28 Days Later...

'A Life Less Ordinary' and 'The Beach' would be perfectly acceptable films coming from anyone else, but something a little more striking is expected from the director who first exploded so furiously onto our screens with 'Shallow Grave' and 'Trainspotting'. Fortunately, with his new film, '28 Days Later...', Danny Boyle has returned to form, producing a guaranteed crowd-pleaser with enough eccentricity to stand out from the competition.

The time is now. Animal activists attempting to liberate monkeys from a Cambridge Research Centre accidentally unleash an experimental virus. 28 days later, London courier Jim (Cillian Murphy), injured in a collision, wakes up in a hospital bed to find the world infected and unimaginably different. Isolated, and forced to fight for his very life, he teams up with a few other survivors, and embarks upon a journey in search of new hope (in Manchester, no less).

The plot of '28 Days Later...' is certainly not as 'genre-bending' as its publicity would have us believe, as it is inspired by a generically narrow range of sci-fi/horror films, to which it pays ample tribute, both visually and verbally (e.g. 'The Twelve Monkeys', 'The Day of the Triffids', 'Vanilla Sky', 'The Omega Man', and especially 'Dawn of the Dead' and 'Day of the Dead').

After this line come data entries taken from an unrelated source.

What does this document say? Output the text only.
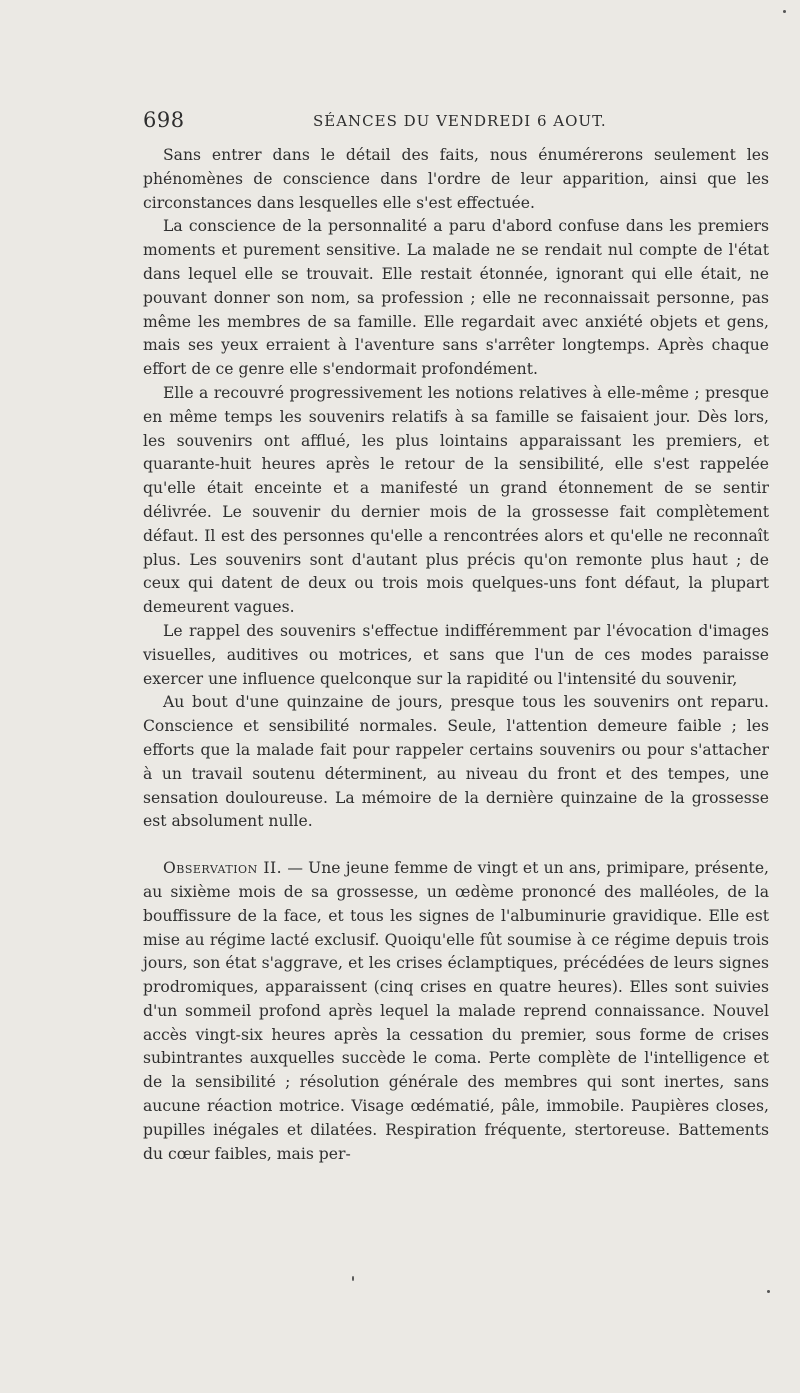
698	SÉANCES DU VENDREDI 6 AOUT.

Sans entrer dans le détail des faits, nous énumérerons seulement les phénomènes de conscience dans l'ordre de leur apparition, ainsi que les circonstances dans lesquelles elle s'est effectuée.

La conscience de la personnalité a paru d'abord confuse dans les premiers moments et purement sensitive. La malade ne se rendait nul compte de l'état dans lequel elle se trouvait. Elle restait étonnée, ignorant qui elle était, ne pouvant donner son nom, sa profession ; elle ne reconnaissait personne, pas même les membres de sa famille. Elle regardait avec anxiété objets et gens, mais ses yeux erraient à l'aventure sans s'arrêter longtemps. Après chaque effort de ce genre elle s'endormait profondément.

Elle a recouvré progressivement les notions relatives à elle-même ; presque en même temps les souvenirs relatifs à sa famille se faisaient jour. Dès lors, les souvenirs ont afflué, les plus lointains apparaissant les premiers, et quarante-huit heures après le retour de la sensibilité, elle s'est rappelée qu'elle était enceinte et a manifesté un grand étonnement de se sentir délivrée. Le souvenir du dernier mois de la grossesse fait complètement défaut. Il est des personnes qu'elle a rencontrées alors et qu'elle ne reconnaît plus. Les souvenirs sont d'autant plus précis qu'on remonte plus haut ; de ceux qui datent de deux ou trois mois quelques-uns font défaut, la plupart demeurent vagues.

Le rappel des souvenirs s'effectue indifféremment par l'évocation d'images visuelles, auditives ou motrices, et sans que l'un de ces modes paraisse exercer une influence quelconque sur la rapidité ou l'intensité du souvenir,

Au bout d'une quinzaine de jours, presque tous les souvenirs ont reparu. Conscience et sensibilité normales. Seule, l'attention demeure faible ; les efforts que la malade fait pour rappeler certains souvenirs ou pour s'attacher à un travail soutenu déterminent, au niveau du front et des tempes, une sensation douloureuse. La mémoire de la dernière quinzaine de la grossesse est absolument nulle.

Observation II. — Une jeune femme de vingt et un ans, primipare, présente, au sixième mois de sa grossesse, un œdème prononcé des malléoles, de la bouffissure de la face, et tous les signes de l'albuminurie gravidique. Elle est mise au régime lacté exclusif. Quoiqu'elle fût soumise à ce régime depuis trois jours, son état s'aggrave, et les crises éclamptiques, précédées de leurs signes prodromiques, apparaissent (cinq crises en quatre heures). Elles sont suivies d'un sommeil profond après lequel la malade reprend connaissance. Nouvel accès vingt-six heures après la cessation du premier, sous forme de crises subintrantes auxquelles succède le coma. Perte complète de l'intelligence et de la sensibilité ; résolution générale des membres qui sont inertes, sans aucune réaction motrice. Visage œdématié, pâle, immobile. Paupières closes, pupilles inégales et dilatées. Respiration fréquente, stertoreuse. Battements du cœur faibles, mais per-
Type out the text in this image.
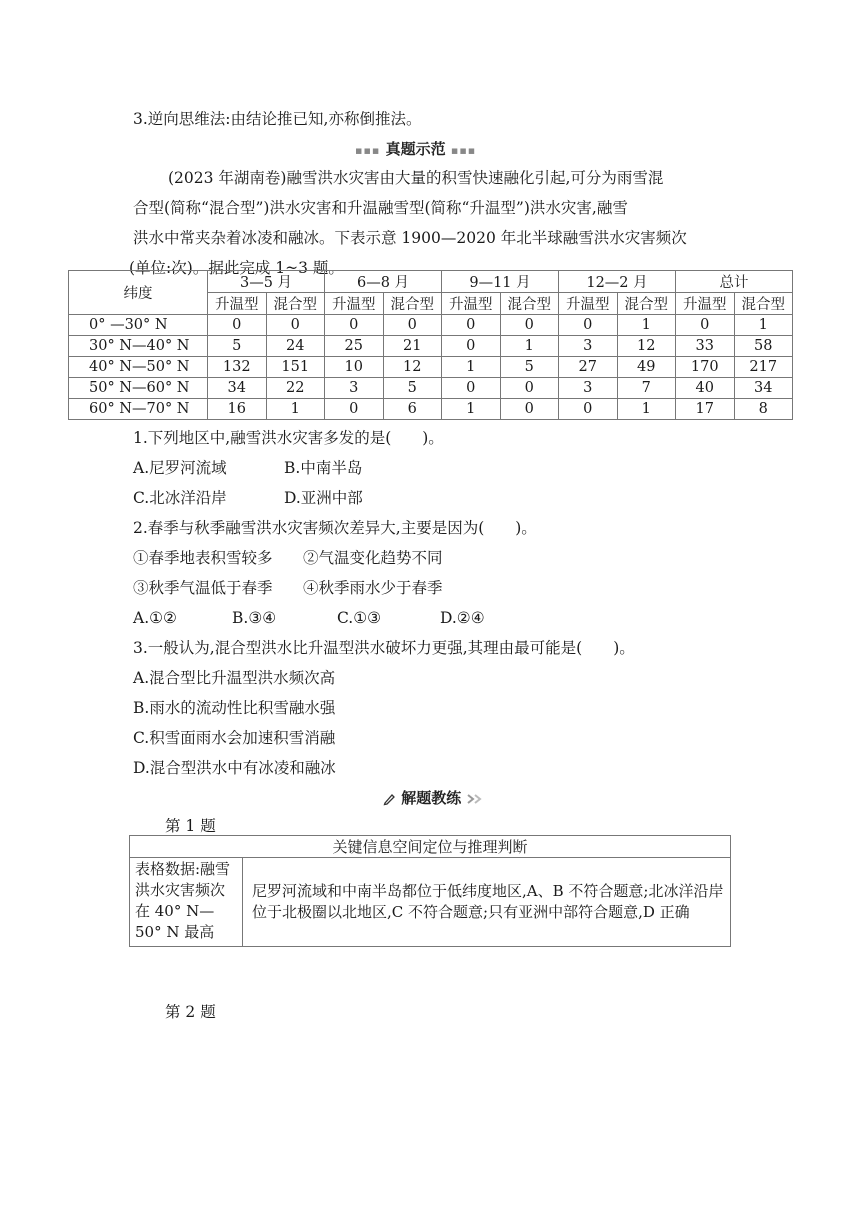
3.逆向思维法:由结论推已知,亦称倒推法。
▪▪▪ 真题示范 ▪▪▪

(2023 年湖南卷)融雪洪水灾害由大量的积雪快速融化引起,可分为雨雪混

合型(简称“混合型”)洪水灾害和升温融雪型(简称“升温型”)洪水灾害,融雪

洪水中常夹杂着冰凌和融冰。下表示意 1900—2020 年北半球融雪洪水灾害频次

(单位:次)。据此完成 1~3 题。

纬度	3—5 月		6—8 月		9—11 月		12—2 月		总计	
	升温型	混合型	升温型	混合型	升温型	混合型	升温型	混合型	升温型	混合型
0° —30° N	0	0	0	0	0	0	0	1	0	1
30° N—40° N	5	24	25	21	0	1	3	12	33	58
40° N—50° N	132	151	10	12	1	5	27	49	170	217
50° N—60° N	34	22	3	5	0	0	3	7	40	34
60° N—70° N	16	1	0	6	1	0	0	1	17	8
1.下列地区中,融雪洪水灾害多发的是(　　)。
A.尼罗河流域	B.中南半岛
C.北冰洋沿岸	D.亚洲中部
2.春季与秋季融雪洪水灾害频次差异大,主要是因为(　　)。
①春季地表积雪较多 ②气温变化趋势不同
③秋季气温低于春季 ④秋季雨水少于春季
A.①②	B.③④	C.①③	D.②④
3.一般认为,混合型洪水比升温型洪水破坏力更强,其理由最可能是(　　)。
A.混合型比升温型洪水频次高
B.雨水的流动性比积雪融水强
C.积雪面雨水会加速积雪消融
D.混合型洪水中有冰凌和融冰
解题教练
第 1 题
关键信息空间定位与推理判断
表格数据:融雪洪水灾害频次在 40° N—50° N 最高	尼罗河流域和中南半岛都位于低纬度地区,A、B 不符合题意;北冰洋沿岸位于北极圈以北地区,C 不符合题意;只有亚洲中部符合题意,D 正确
第 2 题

What really makes this film original is its focus on convincingly ordinary characters in extraordinary circumstances, so that the horror is constantly offset by the main players' surreal attempts to maintain a veneer of normalcy and respectability. Unlike his earlier adapted script for 'The Beach', here Alex Garland's screenplay, developed from scratch especially for this film, is witty and tight, revealing characters with whom it is easy to identify.

Most striking of all, however, is the camerawork. The film's occasional moments of extreme violence are conveyed more through shockingly rapid editing than through visual explicitness. Everything has been shot on digital video, lending it a documentary feel that makes the nightmare scenario seem uncomfortably close to home. Cinematographer Anthony Dod Mantle, best known for his work in 'Festen' and 'Mifune', has created the nearest thing to a Dogme horror film that has yet been seen - and it really works. The most familiar things are made to look strange, as for example in the scene near the film's beginning where Jim, dressed only in a hospital gown, wonders confused through the streets of Central London, which are otherwise completely, eerily devoid of life.

With '28 Days Later.', Boyle has tapped right into the world's current fears about the threat of mass destruction and sudden, undiscriminating acts of ruthlessness. It is a film which explores people's capacity to kill other people, and calls into questions which values, beyond beyond our basic will to survive, have importance. It is also funny, unnerving, and at times very frightening. Welcome back, Danny Boyle.